AIG has to decide what assets to unload

— -- American International Group's aig coming sale of assets is expected to downsize the financial giant to a slimmer version of its current self, but it may not guarantee its survival.

The Federal Reserve's decision to lend up to $85 billion to AIG effectively puts the government in control of the nation's largest insurer. AIG plans to pay back the loan by selling assets.

The company has yet to indicate what assets are on the block, but likely candidates include aircraft-leasing business ILFC, some real estate assets and chunks of its profitable insurance operations, analysts and regulators say. Company spokesman Peter Tulupman on Wednesday said only that it's conducting a "strategic review."

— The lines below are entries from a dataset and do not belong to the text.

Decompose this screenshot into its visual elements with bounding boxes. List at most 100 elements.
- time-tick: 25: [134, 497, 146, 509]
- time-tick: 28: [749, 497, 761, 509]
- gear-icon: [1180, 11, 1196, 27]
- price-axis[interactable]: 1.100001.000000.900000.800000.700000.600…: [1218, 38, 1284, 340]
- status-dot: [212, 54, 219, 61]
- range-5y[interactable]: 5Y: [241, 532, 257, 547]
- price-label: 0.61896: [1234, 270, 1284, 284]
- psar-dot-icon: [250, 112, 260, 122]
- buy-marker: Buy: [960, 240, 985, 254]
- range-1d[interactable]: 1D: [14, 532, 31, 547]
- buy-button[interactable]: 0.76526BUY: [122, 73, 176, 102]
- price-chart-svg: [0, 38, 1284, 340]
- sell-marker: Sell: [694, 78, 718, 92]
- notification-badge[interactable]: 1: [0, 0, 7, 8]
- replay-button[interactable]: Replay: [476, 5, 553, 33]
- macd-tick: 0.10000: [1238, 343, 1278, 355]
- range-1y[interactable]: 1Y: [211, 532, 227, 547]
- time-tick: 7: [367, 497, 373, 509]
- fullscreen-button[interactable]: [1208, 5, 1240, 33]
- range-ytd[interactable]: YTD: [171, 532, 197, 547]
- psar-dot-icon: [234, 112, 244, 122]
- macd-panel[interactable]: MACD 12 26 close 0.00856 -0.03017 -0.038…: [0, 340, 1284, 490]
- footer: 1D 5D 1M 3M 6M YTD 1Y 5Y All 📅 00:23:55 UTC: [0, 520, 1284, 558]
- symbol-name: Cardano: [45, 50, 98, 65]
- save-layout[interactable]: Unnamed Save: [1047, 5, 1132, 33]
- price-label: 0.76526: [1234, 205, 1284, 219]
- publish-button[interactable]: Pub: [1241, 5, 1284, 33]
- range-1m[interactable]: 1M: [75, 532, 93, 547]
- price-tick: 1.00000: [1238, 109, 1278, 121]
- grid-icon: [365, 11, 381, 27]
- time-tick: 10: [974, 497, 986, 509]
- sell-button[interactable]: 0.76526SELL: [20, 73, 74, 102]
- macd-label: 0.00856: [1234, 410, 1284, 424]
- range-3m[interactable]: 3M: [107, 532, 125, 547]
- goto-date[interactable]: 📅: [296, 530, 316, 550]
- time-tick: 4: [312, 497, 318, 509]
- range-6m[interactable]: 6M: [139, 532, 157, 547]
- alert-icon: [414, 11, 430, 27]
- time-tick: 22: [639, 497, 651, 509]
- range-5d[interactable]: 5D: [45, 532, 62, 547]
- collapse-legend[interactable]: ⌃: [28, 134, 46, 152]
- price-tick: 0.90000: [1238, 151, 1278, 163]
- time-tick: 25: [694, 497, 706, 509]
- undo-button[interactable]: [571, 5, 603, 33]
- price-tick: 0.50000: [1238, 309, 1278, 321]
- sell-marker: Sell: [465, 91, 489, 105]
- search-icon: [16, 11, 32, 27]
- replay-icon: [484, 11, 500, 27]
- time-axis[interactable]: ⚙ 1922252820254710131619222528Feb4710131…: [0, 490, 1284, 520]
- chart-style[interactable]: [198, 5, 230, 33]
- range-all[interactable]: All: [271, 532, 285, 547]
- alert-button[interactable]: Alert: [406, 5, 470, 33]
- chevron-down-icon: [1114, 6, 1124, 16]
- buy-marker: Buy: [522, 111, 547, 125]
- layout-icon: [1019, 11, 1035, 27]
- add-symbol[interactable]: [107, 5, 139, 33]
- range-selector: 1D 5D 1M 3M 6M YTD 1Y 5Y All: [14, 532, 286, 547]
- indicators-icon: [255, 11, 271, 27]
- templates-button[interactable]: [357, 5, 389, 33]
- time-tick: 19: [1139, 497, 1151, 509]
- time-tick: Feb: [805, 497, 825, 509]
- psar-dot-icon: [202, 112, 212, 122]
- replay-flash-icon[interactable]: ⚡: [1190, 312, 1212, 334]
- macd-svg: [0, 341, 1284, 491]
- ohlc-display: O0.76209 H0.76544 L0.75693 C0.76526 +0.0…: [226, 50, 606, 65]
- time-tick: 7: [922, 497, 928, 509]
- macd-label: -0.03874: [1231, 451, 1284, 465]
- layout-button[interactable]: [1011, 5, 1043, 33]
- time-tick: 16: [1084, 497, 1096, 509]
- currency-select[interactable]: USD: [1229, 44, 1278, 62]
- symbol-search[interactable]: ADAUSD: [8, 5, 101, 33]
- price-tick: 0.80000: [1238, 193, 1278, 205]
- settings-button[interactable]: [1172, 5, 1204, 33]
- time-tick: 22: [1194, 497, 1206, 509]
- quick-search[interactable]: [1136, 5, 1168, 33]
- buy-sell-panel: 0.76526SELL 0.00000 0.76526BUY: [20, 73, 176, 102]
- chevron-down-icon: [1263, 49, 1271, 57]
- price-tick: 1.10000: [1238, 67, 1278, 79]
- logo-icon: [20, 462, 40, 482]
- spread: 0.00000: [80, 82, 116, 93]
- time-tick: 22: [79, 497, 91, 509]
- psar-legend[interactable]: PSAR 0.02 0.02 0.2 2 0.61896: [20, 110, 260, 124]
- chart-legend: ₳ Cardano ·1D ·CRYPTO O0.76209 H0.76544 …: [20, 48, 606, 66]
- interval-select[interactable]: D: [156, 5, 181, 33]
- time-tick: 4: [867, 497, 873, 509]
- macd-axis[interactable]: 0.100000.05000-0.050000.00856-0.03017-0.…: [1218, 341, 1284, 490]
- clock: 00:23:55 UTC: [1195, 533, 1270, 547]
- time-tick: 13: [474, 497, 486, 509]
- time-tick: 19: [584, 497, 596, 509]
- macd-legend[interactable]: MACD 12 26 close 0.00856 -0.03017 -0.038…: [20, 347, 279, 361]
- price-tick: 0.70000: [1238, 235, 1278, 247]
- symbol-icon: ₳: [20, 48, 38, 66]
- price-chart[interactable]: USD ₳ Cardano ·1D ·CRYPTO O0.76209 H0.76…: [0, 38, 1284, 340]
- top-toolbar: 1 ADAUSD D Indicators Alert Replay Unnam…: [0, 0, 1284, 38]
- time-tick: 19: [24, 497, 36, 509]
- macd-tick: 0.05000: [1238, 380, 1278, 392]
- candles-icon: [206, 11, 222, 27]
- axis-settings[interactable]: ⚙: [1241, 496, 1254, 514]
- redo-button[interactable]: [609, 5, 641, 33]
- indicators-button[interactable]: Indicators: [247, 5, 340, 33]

Sandy Praeger, president of the National Association of Insurance Commissioners, said, "It will likely be the insurance subsidiaries — or their valuable blocks of business and high-quality assets — that will be sold in an attempt to return the AIG parent company to a more stable financial position."

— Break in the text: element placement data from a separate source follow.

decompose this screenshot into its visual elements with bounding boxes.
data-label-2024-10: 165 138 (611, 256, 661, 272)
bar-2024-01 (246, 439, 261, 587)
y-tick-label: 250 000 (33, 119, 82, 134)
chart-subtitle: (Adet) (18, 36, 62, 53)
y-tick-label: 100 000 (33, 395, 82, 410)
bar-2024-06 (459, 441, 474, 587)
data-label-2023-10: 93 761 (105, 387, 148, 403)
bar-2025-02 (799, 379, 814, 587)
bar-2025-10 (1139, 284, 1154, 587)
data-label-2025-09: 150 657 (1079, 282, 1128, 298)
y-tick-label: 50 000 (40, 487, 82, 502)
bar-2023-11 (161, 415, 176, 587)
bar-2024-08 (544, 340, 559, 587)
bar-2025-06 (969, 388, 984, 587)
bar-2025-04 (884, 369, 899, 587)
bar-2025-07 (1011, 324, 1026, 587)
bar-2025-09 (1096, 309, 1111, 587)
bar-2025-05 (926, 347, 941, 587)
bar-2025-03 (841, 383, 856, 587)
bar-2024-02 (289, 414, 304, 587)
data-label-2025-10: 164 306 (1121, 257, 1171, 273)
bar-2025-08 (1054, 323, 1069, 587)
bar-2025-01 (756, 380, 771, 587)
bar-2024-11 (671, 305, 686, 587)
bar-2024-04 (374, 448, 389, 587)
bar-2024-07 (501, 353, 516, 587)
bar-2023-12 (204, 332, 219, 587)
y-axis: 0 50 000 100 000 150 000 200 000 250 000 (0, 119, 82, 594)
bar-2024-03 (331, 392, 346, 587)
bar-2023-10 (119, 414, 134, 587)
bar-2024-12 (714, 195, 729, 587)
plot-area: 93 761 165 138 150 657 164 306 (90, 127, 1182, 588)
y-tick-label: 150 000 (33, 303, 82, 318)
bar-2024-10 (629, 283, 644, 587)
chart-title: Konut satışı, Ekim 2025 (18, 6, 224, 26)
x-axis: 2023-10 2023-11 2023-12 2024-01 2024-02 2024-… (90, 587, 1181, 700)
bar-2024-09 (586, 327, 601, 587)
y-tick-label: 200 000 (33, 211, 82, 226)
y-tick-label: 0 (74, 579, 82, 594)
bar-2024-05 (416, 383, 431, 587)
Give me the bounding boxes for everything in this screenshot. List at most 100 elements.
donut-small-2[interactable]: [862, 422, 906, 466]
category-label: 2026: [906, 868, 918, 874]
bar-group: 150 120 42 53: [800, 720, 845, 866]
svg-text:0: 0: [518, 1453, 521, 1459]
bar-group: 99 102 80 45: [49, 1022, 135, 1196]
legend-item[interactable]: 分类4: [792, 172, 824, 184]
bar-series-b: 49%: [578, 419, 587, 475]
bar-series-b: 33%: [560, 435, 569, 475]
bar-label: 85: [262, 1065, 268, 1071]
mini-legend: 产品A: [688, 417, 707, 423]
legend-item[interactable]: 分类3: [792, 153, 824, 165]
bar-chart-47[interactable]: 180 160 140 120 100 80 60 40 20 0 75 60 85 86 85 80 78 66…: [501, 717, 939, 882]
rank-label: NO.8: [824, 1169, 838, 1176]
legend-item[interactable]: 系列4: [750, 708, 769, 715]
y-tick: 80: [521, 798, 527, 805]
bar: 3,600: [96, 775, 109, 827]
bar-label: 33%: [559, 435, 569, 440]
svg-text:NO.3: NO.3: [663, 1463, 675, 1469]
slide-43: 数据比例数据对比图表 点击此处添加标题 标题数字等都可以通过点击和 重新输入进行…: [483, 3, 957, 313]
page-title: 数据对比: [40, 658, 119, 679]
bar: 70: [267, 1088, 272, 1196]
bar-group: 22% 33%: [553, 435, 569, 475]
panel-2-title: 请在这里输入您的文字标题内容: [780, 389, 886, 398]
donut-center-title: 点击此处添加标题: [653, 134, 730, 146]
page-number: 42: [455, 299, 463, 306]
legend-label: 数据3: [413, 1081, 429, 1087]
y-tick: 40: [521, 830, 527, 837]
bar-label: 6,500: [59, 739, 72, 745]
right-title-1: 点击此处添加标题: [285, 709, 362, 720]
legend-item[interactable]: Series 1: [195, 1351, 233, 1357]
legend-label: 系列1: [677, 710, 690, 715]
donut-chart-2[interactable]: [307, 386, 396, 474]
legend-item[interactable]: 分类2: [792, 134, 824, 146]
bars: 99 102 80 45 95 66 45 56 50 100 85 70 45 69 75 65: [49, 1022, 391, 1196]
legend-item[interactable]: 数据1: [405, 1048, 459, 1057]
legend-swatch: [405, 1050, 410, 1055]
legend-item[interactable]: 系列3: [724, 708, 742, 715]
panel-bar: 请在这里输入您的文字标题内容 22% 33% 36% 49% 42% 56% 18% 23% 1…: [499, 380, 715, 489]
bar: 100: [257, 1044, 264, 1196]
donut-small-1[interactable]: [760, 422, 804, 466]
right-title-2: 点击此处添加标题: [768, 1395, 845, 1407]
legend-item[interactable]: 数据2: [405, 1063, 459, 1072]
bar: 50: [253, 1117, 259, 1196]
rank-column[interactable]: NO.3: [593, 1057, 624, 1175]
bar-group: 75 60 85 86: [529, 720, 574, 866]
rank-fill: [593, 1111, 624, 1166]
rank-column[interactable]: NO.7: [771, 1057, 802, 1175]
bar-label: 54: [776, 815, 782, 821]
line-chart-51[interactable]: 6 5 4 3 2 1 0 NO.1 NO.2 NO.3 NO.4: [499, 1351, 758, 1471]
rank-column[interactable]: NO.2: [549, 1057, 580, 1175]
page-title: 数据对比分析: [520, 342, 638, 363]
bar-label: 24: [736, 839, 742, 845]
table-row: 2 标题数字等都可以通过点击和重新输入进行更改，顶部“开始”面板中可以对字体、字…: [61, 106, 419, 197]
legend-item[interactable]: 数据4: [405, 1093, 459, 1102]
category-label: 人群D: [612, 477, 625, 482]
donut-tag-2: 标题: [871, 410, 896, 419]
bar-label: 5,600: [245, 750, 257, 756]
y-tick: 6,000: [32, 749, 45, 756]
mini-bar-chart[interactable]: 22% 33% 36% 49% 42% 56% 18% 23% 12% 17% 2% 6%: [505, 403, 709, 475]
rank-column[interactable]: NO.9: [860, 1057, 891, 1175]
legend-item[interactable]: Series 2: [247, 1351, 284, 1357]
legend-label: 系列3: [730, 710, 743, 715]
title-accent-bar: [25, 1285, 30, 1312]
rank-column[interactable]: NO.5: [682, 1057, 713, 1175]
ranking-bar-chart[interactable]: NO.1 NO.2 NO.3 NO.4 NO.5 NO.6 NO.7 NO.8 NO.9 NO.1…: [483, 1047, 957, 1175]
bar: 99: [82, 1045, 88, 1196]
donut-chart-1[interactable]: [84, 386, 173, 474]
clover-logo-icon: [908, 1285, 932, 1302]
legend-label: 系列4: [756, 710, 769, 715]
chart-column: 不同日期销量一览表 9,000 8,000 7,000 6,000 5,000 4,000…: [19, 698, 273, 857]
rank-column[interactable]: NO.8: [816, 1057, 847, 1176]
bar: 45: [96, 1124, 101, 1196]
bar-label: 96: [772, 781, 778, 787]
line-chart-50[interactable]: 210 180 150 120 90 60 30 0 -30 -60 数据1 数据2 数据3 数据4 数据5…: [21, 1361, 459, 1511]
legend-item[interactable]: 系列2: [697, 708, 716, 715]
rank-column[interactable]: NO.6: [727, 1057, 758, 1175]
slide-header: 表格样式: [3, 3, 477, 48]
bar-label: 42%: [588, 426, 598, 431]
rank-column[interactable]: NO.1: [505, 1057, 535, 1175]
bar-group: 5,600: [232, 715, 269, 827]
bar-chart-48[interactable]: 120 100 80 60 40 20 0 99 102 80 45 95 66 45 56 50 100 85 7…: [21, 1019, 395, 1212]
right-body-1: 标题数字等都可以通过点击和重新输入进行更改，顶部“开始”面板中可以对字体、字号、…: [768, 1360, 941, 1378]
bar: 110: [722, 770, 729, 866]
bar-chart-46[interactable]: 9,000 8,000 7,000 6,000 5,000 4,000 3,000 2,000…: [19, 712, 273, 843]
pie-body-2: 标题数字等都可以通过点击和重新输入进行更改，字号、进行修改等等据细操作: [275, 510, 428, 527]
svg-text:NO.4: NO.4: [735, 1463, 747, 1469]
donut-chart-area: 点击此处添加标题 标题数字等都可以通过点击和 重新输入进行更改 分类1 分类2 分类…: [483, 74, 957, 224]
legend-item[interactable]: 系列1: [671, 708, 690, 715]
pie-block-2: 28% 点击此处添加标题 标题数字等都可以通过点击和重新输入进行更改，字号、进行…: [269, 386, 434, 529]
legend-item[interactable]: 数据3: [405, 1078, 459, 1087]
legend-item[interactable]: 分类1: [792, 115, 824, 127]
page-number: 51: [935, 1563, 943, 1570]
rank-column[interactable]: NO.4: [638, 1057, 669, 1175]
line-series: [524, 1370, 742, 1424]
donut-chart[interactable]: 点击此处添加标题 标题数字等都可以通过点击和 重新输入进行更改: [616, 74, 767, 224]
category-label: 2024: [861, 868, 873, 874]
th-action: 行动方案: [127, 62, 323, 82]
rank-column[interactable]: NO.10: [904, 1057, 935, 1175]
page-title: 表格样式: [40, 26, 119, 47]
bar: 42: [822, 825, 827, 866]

One business that it makes less sense for AIG to unload, says Andrew Kligerman, an insurance analyst at UBS, is the foreign life insurance business. He considers that the company's "premier" entity.

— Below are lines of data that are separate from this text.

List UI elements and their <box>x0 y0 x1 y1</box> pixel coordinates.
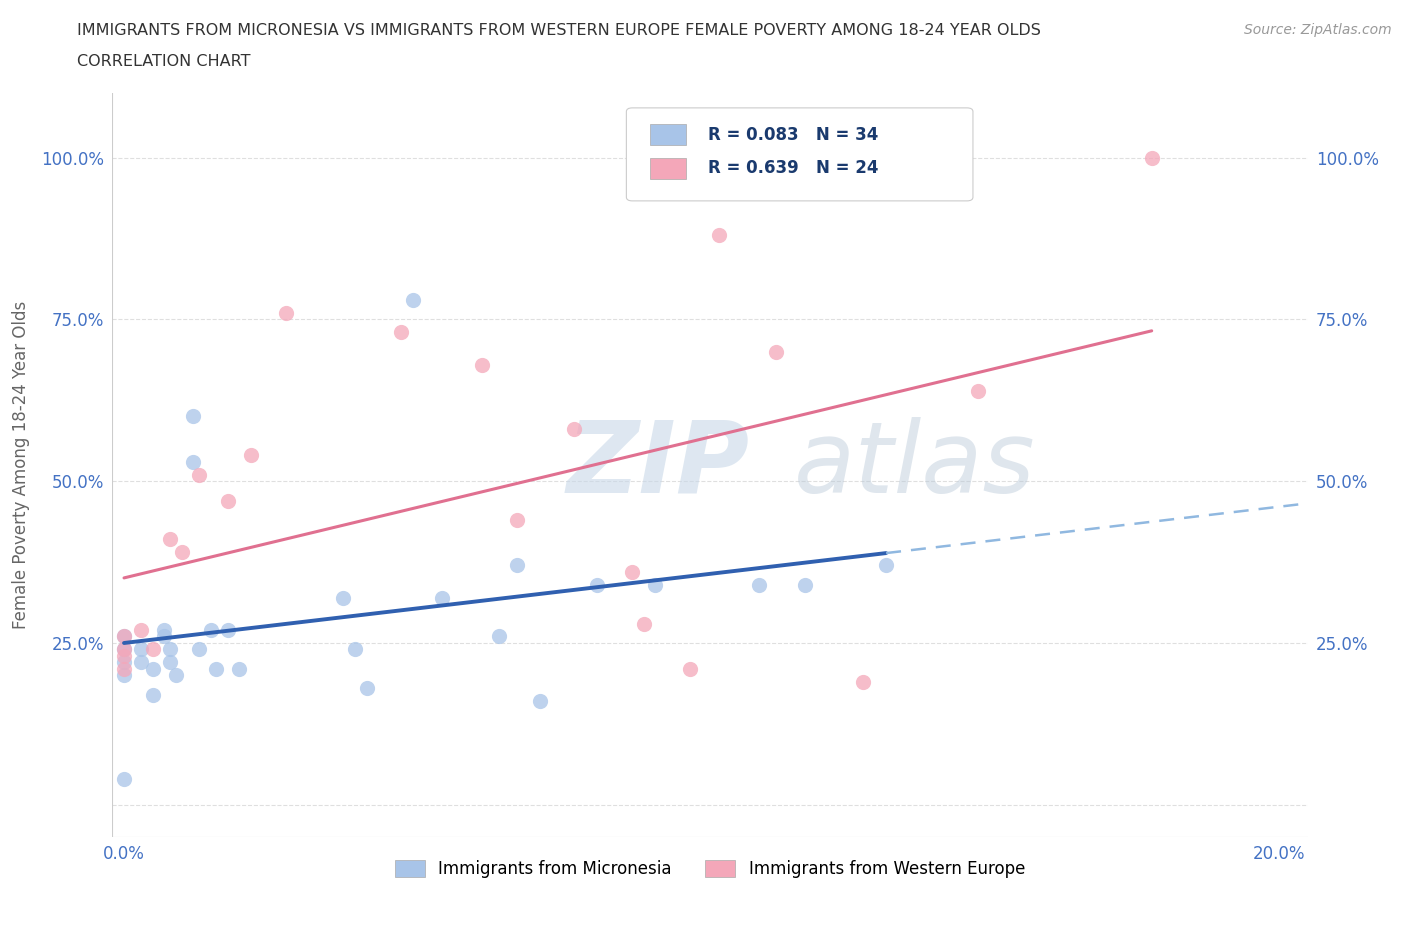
Point <box>389 325 412 339</box>
Point <box>1140 151 1163 166</box>
Point <box>153 629 176 644</box>
Point <box>170 545 193 560</box>
Point <box>188 467 211 482</box>
Point <box>142 661 165 676</box>
Point <box>159 642 181 657</box>
Point <box>153 622 176 637</box>
Point <box>181 455 204 470</box>
Point <box>633 616 655 631</box>
Point <box>181 409 204 424</box>
Point <box>112 642 135 657</box>
Point <box>112 661 135 676</box>
Point <box>564 422 586 437</box>
Point <box>188 642 211 657</box>
Bar <box>651 125 686 145</box>
Point <box>131 655 153 670</box>
Text: CORRELATION CHART: CORRELATION CHART <box>77 54 250 69</box>
Point <box>356 681 378 696</box>
Point <box>131 622 153 637</box>
Point <box>488 629 510 644</box>
FancyBboxPatch shape <box>627 108 973 201</box>
Y-axis label: Female Poverty Among 18-24 Year Olds: Female Poverty Among 18-24 Year Olds <box>13 301 30 629</box>
Point <box>679 661 702 676</box>
Text: IMMIGRANTS FROM MICRONESIA VS IMMIGRANTS FROM WESTERN EUROPE FEMALE POVERTY AMON: IMMIGRANTS FROM MICRONESIA VS IMMIGRANTS… <box>77 23 1042 38</box>
Point <box>205 661 228 676</box>
Point <box>430 591 453 605</box>
Point <box>644 578 666 592</box>
Point <box>200 622 222 637</box>
Point <box>112 648 135 663</box>
Bar <box>651 158 686 179</box>
Point <box>112 629 135 644</box>
Legend: Immigrants from Micronesia, Immigrants from Western Europe: Immigrants from Micronesia, Immigrants f… <box>388 853 1032 884</box>
Point <box>112 771 135 786</box>
Point <box>131 642 153 657</box>
Text: atlas: atlas <box>793 417 1035 513</box>
Point <box>159 655 181 670</box>
Point <box>586 578 609 592</box>
Point <box>112 629 135 644</box>
Point <box>332 591 354 605</box>
Point <box>621 565 644 579</box>
Point <box>217 622 239 637</box>
Point <box>794 578 817 592</box>
Point <box>240 448 263 463</box>
Point <box>343 642 366 657</box>
Point <box>852 674 875 689</box>
Point <box>112 668 135 683</box>
Point <box>165 668 187 683</box>
Point <box>274 306 297 321</box>
Point <box>471 357 494 372</box>
Point <box>402 293 425 308</box>
Text: R = 0.639   N = 24: R = 0.639 N = 24 <box>707 159 879 177</box>
Text: ZIP: ZIP <box>567 417 749 513</box>
Point <box>112 655 135 670</box>
Point <box>875 558 897 573</box>
Point <box>159 532 181 547</box>
Point <box>228 661 250 676</box>
Point <box>142 642 165 657</box>
Point <box>112 642 135 657</box>
Point <box>142 687 165 702</box>
Text: Source: ZipAtlas.com: Source: ZipAtlas.com <box>1244 23 1392 37</box>
Point <box>748 578 770 592</box>
Point <box>529 694 551 709</box>
Point <box>967 383 990 398</box>
Point <box>217 493 239 508</box>
Point <box>505 512 527 527</box>
Text: R = 0.083   N = 34: R = 0.083 N = 34 <box>707 126 877 143</box>
Point <box>707 228 730 243</box>
Point <box>765 344 787 359</box>
Point <box>505 558 527 573</box>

The business is a market leader in Asia, giving AIG "a competitive edge," he says.

The Federal Reserve, after coming to AIG's aid, will likely have a role in figuring out which assets the company will sell, says Vinnie Aggarwal, chief economist at Frost & Sullivan, a consulting and market research firm.

AIG's sale options are wide. The sprawling conglomerate — which got its start as a property/casualty insurer in Shanghai in 1919 — owns everything from insurance and retirement businesses to the Stowe Mountain ski resort in Vermont.

Despite the asset sales, the company's troubles are far from over.

When major ratings agencies downgraded AIG's credit ratings Monday, that triggered provisions in certain commercial policies that let policyholders cancel coverage, says Michael Paisan, an analyst at Stifel Nicolaus.

"There's a big question of whether it will stay in business," Paisan adds. "Right now, I don't know if this company is worth the $85 billion" it may borrow.

Wednesday, investors reacted sourly to the news of the Federal Reserve loan — and AIG's pending asset sales — sending its shares down 45% to $2.05.